ACY3 is the least understood aminoacylase primarily due to its limited substrate presence in eukaryotic cells (e.g., N-acetylated aromatic amino acids and mercapturic acids).13, 14
Nonetheless, data are consistent with a role for ACY3 in neuroblastoma promotion: 1) the 80 kDa ACY3 isoform was more robustly expressed in MYCN-amplified cells, 2) ACY3 was expressed in the juvenile and adult adrenal medulla and abundantly expressed in neuroblastoma surgical specimens, and 3) Kaplan-Meier survival data indicates that high ACY3 expression correlates with poor prognosis (Oncogenomics database: http://pob.abcc.ncifcrf.gov/cgi-bin/JK?rm=get_kms;db=nbProgSg;exprs=log2ctr;threshold=2;limit=100;geneid=30370
). However, the one inconsistent finding in this study was ACY3 up-regulation upon cAMP-induced neural differentiation of SK-N-SH cells. Yet, unlike ACY1, this increase only occurred in media containing 1% serum. Another perplexing finding is ACY3’s nuclear localization. While nuclear ASPA expression has been reported30
, to our knowledge ACY3 has not been previously detected within the nucleus. The ACY3 peptide used as an immunogen shows no homology to ASPA, ACY3 sera does not cross react with recombinant ASPA, and immunolabeling is blocked by peptide pre-incubation; hence, we believe this immunolabeling to be authentic. However, based on our limited understanding of ACY3’s normal physiological role, it is difficult to infer the functional importance of ACY3 expression in neuroblastoma.

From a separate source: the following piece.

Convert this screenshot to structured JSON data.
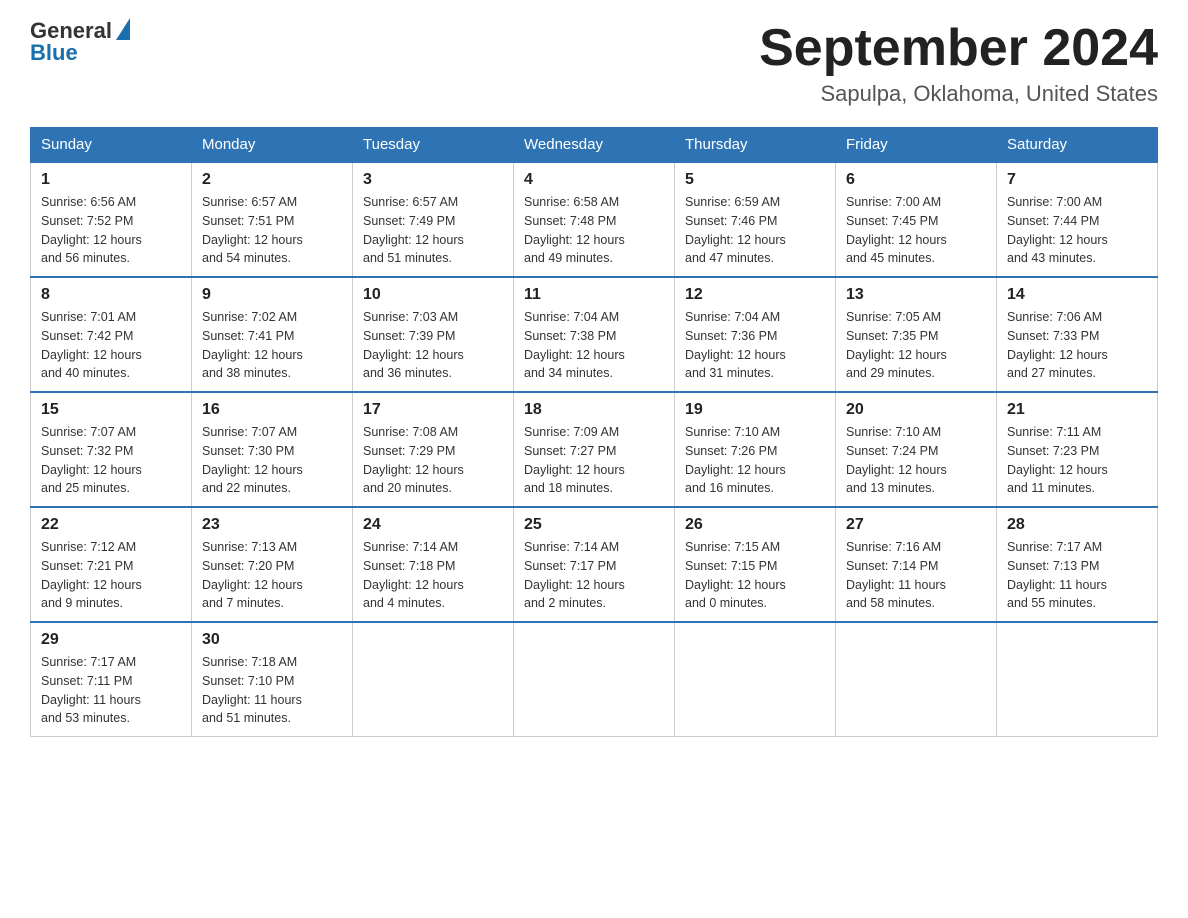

The primary role of aminoacylases is to deacetylate amino acids for subsequent use in protein synthesis, or, in the case of ASPA, to provide acetate for myelin synthesis. Although the conservation of the essential zinc-binding functional groups and zinc-dependence for enzymatic activity demonstrate that aminoacylases are zinc–dependent metalloproteinases34
, thus far no proteolytic substrates have been identified. Therefore, future studies will need to be undertaken to determine whether the aminoacylases function via their traditional, amino acid deacetylation activity or some, as yet unidentified, novel mechanism and whether their role is restricted to neuroblastoma or is of relevance to other tumors.